Symptoms, which often occur in early infancy, include slow motor development and progressive enlargement of the skull. In older children, symptoms of increased intracranial pressure such as irritability, vomiting and convulsions and signs of cerebellar dysfunction such as unsteadiness, lack of muscle coordination or jerky movements of the eyes may occur.

Physical Examination

Other symptoms include increased head circumference, bulging at the back of the skull, problems with the nerves that control the eyes, face and neck, and abnormal breathing patterns.

Imaging Findings

The key features of this syndrome are an enlargement of the fourth ventricle, the space containing cerebrospinal fluid between the medulla and the cerebellum, a partial or complete absence of the cerebellar vermis, the posterior midline area of cerebellar cortex responsible for coordination of the axial musculature, and cyst formation near the internal base of the skull. An increase in the size of the fluid spaces surrounding the brain as well as an increase in pressure may also be present.
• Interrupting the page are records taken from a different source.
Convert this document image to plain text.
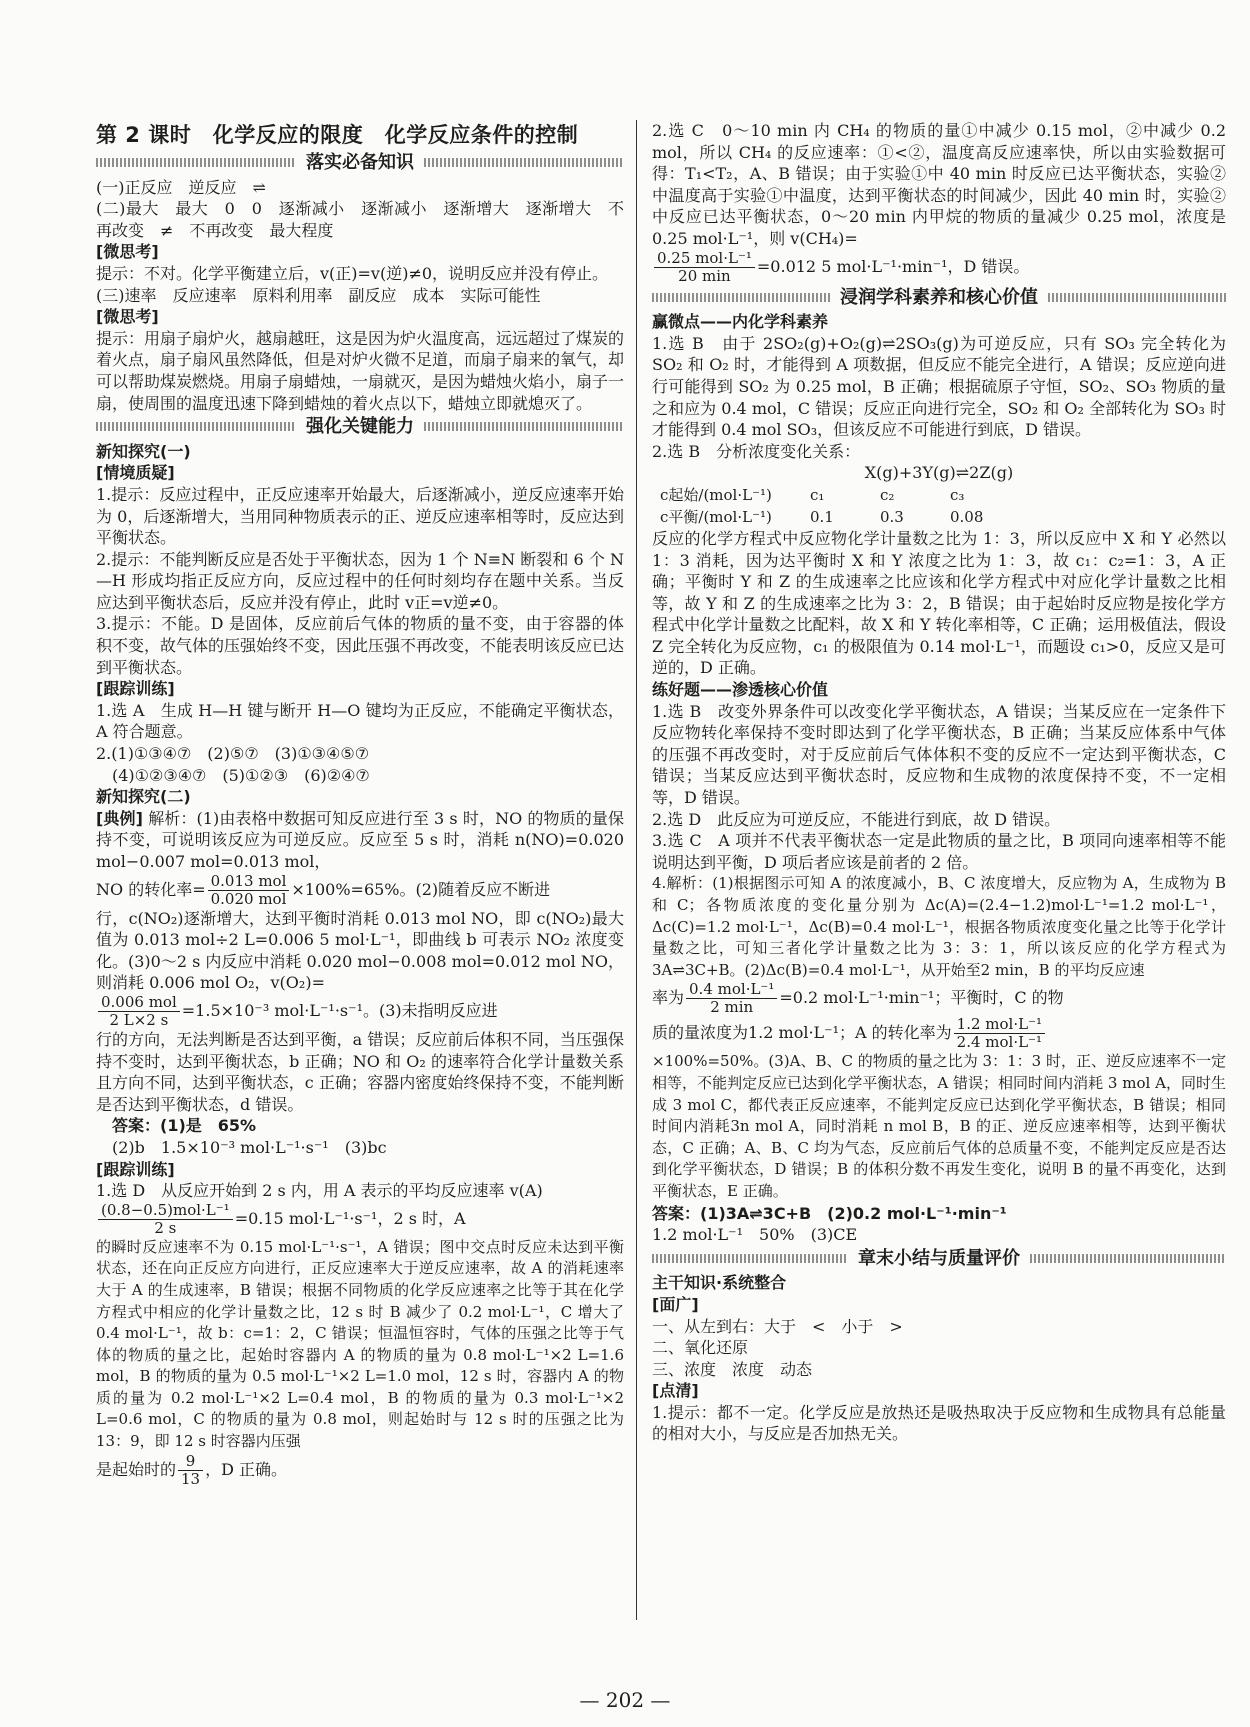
第 2 课时　化学反应的限度　化学反应条件的控制
落实必备知识

(一)正反应　逆反应　⇌

(二)最大　最大　0　0　逐渐减小　逐渐减小　逐渐增大　逐渐增大　不再改变　≠　不再改变　最大程度

[微思考]

提示：不对。化学平衡建立后，v(正)=v(逆)≠0，说明反应并没有停止。

(三)速率　反应速率　原料利用率　副反应　成本　实际可能性

[微思考]

提示：用扇子扇炉火，越扇越旺，这是因为炉火温度高，远远超过了煤炭的着火点，扇子扇风虽然降低，但是对炉火微不足道，而扇子扇来的氧气，却可以帮助煤炭燃烧。用扇子扇蜡烛，一扇就灭，是因为蜡烛火焰小，扇子一扇，使周围的温度迅速下降到蜡烛的着火点以下，蜡烛立即就熄灭了。

强化关键能力

新知探究(一)

[情境质疑]

1.提示：反应过程中，正反应速率开始最大，后逐渐减小，逆反应速率开始为 0，后逐渐增大，当用同种物质表示的正、逆反应速率相等时，反应达到平衡状态。

2.提示：不能判断反应是否处于平衡状态，因为 1 个 N≡N 断裂和 6 个 N—H 形成均指正反应方向，反应过程中的任何时刻均存在题中关系。当反应达到平衡状态后，反应并没有停止，此时 v正=v逆≠0。

3.提示：不能。D 是固体，反应前后气体的物质的量不变，由于容器的体积不变，故气体的压强始终不变，因此压强不再改变，不能表明该反应已达到平衡状态。

[跟踪训练]

1.选 A　生成 H—H 键与断开 H—O 键均为正反应，不能确定平衡状态，A 符合题意。

2.(1)①③④⑦　(2)⑤⑦　(3)①③④⑤⑦

(4)①②③④⑦　(5)①②③　(6)②④⑦

新知探究(二)

[典例] 解析：(1)由表格中数据可知反应进行至 3 s 时，NO 的物质的量保持不变，可说明该反应为可逆反应。反应至 5 s 时，消耗 n(NO)=0.020 mol−0.007 mol=0.013 mol，

NO 的转化率= $\frac{\text{0.013 mol}}{\text{0.020 mol}} \times 100\%=65\%$。(2)随着反应不断进

行，c(NO₂)逐渐增大，达到平衡时消耗 0.013 mol NO，即 c(NO₂)最大值为 0.013 mol÷2 L=0.006 5 mol·L⁻¹，即曲线 b 可表示 NO₂ 浓度变化。(3)0～2 s 内反应中消耗 0.020 mol−0.008 mol=0.012 mol NO，则消耗 0.006 mol O₂，v(O₂)=

$\frac{\text{0.006 mol}}{2 L\times 2 s} =1.5\times 10^{-3}$ mol·L⁻¹·s⁻¹。(3)未指明反应进

行的方向，无法判断是否达到平衡，a 错误；反应前后体积不同，当压强保持不变时，达到平衡状态，b 正确；NO 和 O₂ 的速率符合化学计量数关系且方向不同，达到平衡状态，c 正确；容器内密度始终保持不变，不能判断是否达到平衡状态，d 错误。

答案：(1)是　65%

(2)b　1.5×10⁻³ mol·L⁻¹·s⁻¹　(3)bc

[跟踪训练]

1.选 D　从反应开始到 2 s 内，用 A 表示的平均反应速率 v(A)

$\frac{\text{(0.8−0.5)mol·L⁻¹}}{2 s} =0.15$ mol·L⁻¹·s⁻¹，2 s 时，A

的瞬时反应速率不为 0.15 mol·L⁻¹·s⁻¹，A 错误；图中交点时反应未达到平衡状态，还在向正反应方向进行，正反应速率大于逆反应速率，故 A 的消耗速率大于 A 的生成速率，B 错误；根据不同物质的化学反应速率之比等于其在化学方程式中相应的化学计量数之比，12 s 时 B 减少了 0.2 mol·L⁻¹，C 增大了 0.4 mol·L⁻¹，故 b：c=1：2，C 错误；恒温恒容时，气体的压强之比等于气体的物质的量之比，起始时容器内 A 的物质的量为 0.8 mol·L⁻¹×2 L=1.6 mol，B 的物质的量为 0.5 mol·L⁻¹×2 L=1.0 mol，12 s 时，容器内 A 的物质的量为 0.2 mol·L⁻¹×2 L=0.4 mol，B 的物质的量为 0.3 mol·L⁻¹×2 L=0.6 mol，C 的物质的量为 0.8 mol，则起始时与 12 s 时的压强之比为13：9，即 12 s 时容器内压强

是起始时的 $\frac{9}{13}$ ，D 正确。

2.选 C　0～10 min 内 CH₄ 的物质的量①中减少 0.15 mol，②中减少 0.2 mol，所以 CH₄ 的反应速率：①<②，温度高反应速率快，所以由实验数据可得：T₁<T₂，A、B 错误；由于实验①中 40 min 时反应已达平衡状态，实验②中温度高于实验①中温度，达到平衡状态的时间减少，因此 40 min 时，实验②中反应已达平衡状态，0～20 min 内甲烷的物质的量减少 0.25 mol，浓度是 0.25 mol·L⁻¹，则 v(CH₄)=

$\frac{\text{0.25 mol·L⁻¹}}{20 \min} =0.012$ 5 mol·L⁻¹·min⁻¹，D 错误。

浸润学科素养和核心价值

赢微点——内化学科素养

1.选 B　由于 2SO₂(g)+O₂(g)⇌2SO₃(g)为可逆反应，只有 SO₃ 完全转化为 SO₂ 和 O₂ 时，才能得到 A 项数据，但反应不能完全进行，A 错误；反应逆向进行可能得到 SO₂ 为 0.25 mol，B 正确；根据硫原子守恒，SO₂、SO₃ 物质的量之和应为 0.4 mol，C 错误；反应正向进行完全，SO₂ 和 O₂ 全部转化为 SO₃ 时才能得到 0.4 mol SO₃，但该反应不可能进行到底，D 错误。

2.选 B　分析浓度变化关系：

X(g)+3Y(g)⇌2Z(g)

c起始/(mol·L⁻¹)	c₁	c₂	c₃
c平衡/(mol·L⁻¹)	0.1	0.3	0.08

反应的化学方程式中反应物化学计量数之比为 1：3，所以反应中 X 和 Y 必然以 1：3 消耗，因为达平衡时 X 和 Y 浓度之比为 1：3，故 c₁：c₂=1：3，A 正确；平衡时 Y 和 Z 的生成速率之比应该和化学方程式中对应化学计量数之比相等，故 Y 和 Z 的生成速率之比为 3：2，B 错误；由于起始时反应物是按化学方程式中化学计量数之比配料，故 X 和 Y 转化率相等，C 正确；运用极值法，假设 Z 完全转化为反应物，c₁ 的极限值为 0.14 mol·L⁻¹，而题设 c₁>0，反应又是可逆的，D 正确。

练好题——渗透核心价值

1.选 B　改变外界条件可以改变化学平衡状态，A 错误；当某反应在一定条件下反应物转化率保持不变时即达到了化学平衡状态，B 正确；当某反应体系中气体的压强不再改变时，对于反应前后气体体积不变的反应不一定达到平衡状态，C 错误；当某反应达到平衡状态时，反应物和生成物的浓度保持不变，不一定相等，D 错误。

2.选 D　此反应为可逆反应，不能进行到底，故 D 错误。

3.选 C　A 项并不代表平衡状态一定是此物质的量之比，B 项同向速率相等不能说明达到平衡，D 项后者应该是前者的 2 倍。

4.解析：(1)根据图示可知 A 的浓度减小，B、C 浓度增大，反应物为 A，生成物为 B 和 C；各物质浓度的变化量分别为 Δc(A)=(2.4−1.2)mol·L⁻¹=1.2 mol·L⁻¹，Δc(C)=1.2 mol·L⁻¹，Δc(B)=0.4 mol·L⁻¹，根据各物质浓度变化量之比等于化学计量数之比，可知三者化学计量数之比为 3：3：1，所以该反应的化学方程式为 3A⇌3C+B。(2)Δc(B)=0.4 mol·L⁻¹，从开始至2 min，B 的平均反应速

率为 $\frac{\text{0.4 mol·L⁻¹}}{2 \min} =0.2$ mol·L⁻¹·min⁻¹；平衡时，C 的物

质的量浓度为1.2 mol·L⁻¹；A 的转化率为 $\frac{\text{1.2 mol·L⁻¹}}{\text{2.4 mol·L⁻¹}}$

×100%=50%。(3)A、B、C 的物质的量之比为 3：1：3 时，正、逆反应速率不一定相等，不能判定反应已达到化学平衡状态，A 错误；相同时间内消耗 3 mol A，同时生成 3 mol C，都代表正反应速率，不能判定反应已达到化学平衡状态，B 错误；相同时间内消耗3n mol A，同时消耗 n mol B，B 的正、逆反应速率相等，达到平衡状态，C 正确；A、B、C 均为气态，反应前后气体的总质量不变，不能判定反应是否达到化学平衡状态，D 错误；B 的体积分数不再发生变化，说明 B 的量不再变化，达到平衡状态，E 正确。

答案：(1)3A⇌3C+B　(2)0.2 mol·L⁻¹·min⁻¹

1.2 mol·L⁻¹　50%　(3)CE

章末小结与质量评价

主干知识·系统整合

[面广]

一、从左到右：大于　<　小于　>

二、氧化还原

三、浓度　浓度　动态

[点清]

1.提示：都不一定。化学反应是放热还是吸热取决于反应物和生成物具有总能量的相对大小，与反应是否加热无关。

— 202 —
The syndrome can appear dramatically or develop unnoticed.

Dandy-Walker syndrome is frequently associated with disorders of other areas of the central nervous system including absence of the corpus callosum, the bundle of axons connecting the two cerebral hemispheres, and malformations of the heart, face, limbs, fingers and toes.

Sonographic diagnosis in the first trimester on routine antenatal study is the most common presentation in healthcare systems where screening antenatal studies are carried out regularly. MRI is used in almost all cases in larger institutions in the late second trimester (after 18 weeks) to look for associated anomalies and plan further management at an early stage. The classic malformation is characterized by the presence of large cistern magna, communicating with the fourth ventricle through a defect in the cerebellar vermis going from the hypoplasia of the inferior part to the complete agenesis. The cerebellum is small. As a consequence of the larger cistern magna, the posterior fossa expands and the tentorium is lifted up. In the beginning of the second trimester, the inferior portion of the cerebellar vermis cannot be totally developed, and false positive diagnosis is a possibility at this stage. A combination of MRI and ultrasound at 18 weeks or later is recommended, if there is the suspicion of agenesis of the vermis, especially if the inferior portion is not seen. Hydrocephalus was originally considered as an element of the diagnosis, but recent studies suggest that it is not always present in fetal life, but usually appear in the first months of post-natal period.

The differential diagnosis includes arachnoid cysts and large intraventricular bleeds, which can be usually differentiated by the size and appearance of the cerebellum. Fetal MRI scans are now used more frequently to confirm and clarify sonographic findings


Treatment for individuals with Dandy-Walker syndrome generally consists of treating the associated problems, if needed. A special tube (shunt) to reduce intracranial pressure may be placed inside the skull to control swelling. Parents of children with Dandy-Walker syndrome may benefit from genetic counseling if they intend to have more children.